With the ever-growing need of data in HPC applications, the congestion at the I/O level becomes critical in super-computers. Architectural enhancement such as burst-buffers and pre-fetching are added to machines, but are not sufficient to prevent congestion. Recent online I/O scheduling strategies have been put in place, but they add an additional congestion point and overheads in the computation of applications.
   
In this work, we show how to take advantage of the periodic nature of HPC applications in order to develop efficient periodic scheduling strategies for their I/O transfers.
 
Our strategy computes once during the job scheduling phase a pattern where it defines the I/O behavior for each application, after which the applications run independently, transferring their I/O at the specified times.
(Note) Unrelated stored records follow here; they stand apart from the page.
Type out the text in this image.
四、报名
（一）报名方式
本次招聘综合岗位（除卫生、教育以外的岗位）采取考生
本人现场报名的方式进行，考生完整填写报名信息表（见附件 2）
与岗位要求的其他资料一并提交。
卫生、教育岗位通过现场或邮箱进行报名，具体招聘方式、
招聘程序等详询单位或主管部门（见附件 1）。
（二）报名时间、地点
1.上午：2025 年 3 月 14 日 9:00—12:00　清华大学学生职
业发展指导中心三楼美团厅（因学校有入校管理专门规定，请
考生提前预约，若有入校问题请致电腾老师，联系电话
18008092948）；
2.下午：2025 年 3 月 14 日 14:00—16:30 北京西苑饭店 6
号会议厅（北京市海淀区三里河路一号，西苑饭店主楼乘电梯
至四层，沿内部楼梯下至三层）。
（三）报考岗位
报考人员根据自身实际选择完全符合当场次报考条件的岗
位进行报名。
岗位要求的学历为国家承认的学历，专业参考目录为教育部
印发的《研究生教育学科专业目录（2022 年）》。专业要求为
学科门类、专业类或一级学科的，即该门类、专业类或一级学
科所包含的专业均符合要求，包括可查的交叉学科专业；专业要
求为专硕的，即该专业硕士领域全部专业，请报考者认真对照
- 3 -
Our strategy limits the amount of I/O congestion at the I/O node level and can be easily integrated into current job schedulers. We validate this model through extensive simulations and experiments by comparing it to state-of-the-art online solutions.
 
Short Bio:
I am currently a tenured research scientist (CR2) in the Tadaam Team at Inria Bordeaux - Sud Ouest. My main focus is on data movement at different levels (I/O, cache, network). Until November 2016, I was a Research Assistant Professor at Vanderbilt University (and before this at Penn State University) where I worked with the Scalable Computing Lab headed by Padma Raghavan. Before this, I have done a brief postdoc in Argonne National Laboratory (working with Paul Hovland) and used to be a PhD student with Anne Benoit and Yves Robert in the ROMA team at the LIP.

I am interested in any new scheduling problems (after playing for a while with energy and reliability related problems, I started working on automatic differentiation), but also algorithmic problems such that finding good approximation algorithms. I have further done some work on checkpointing strategies for HPC systems.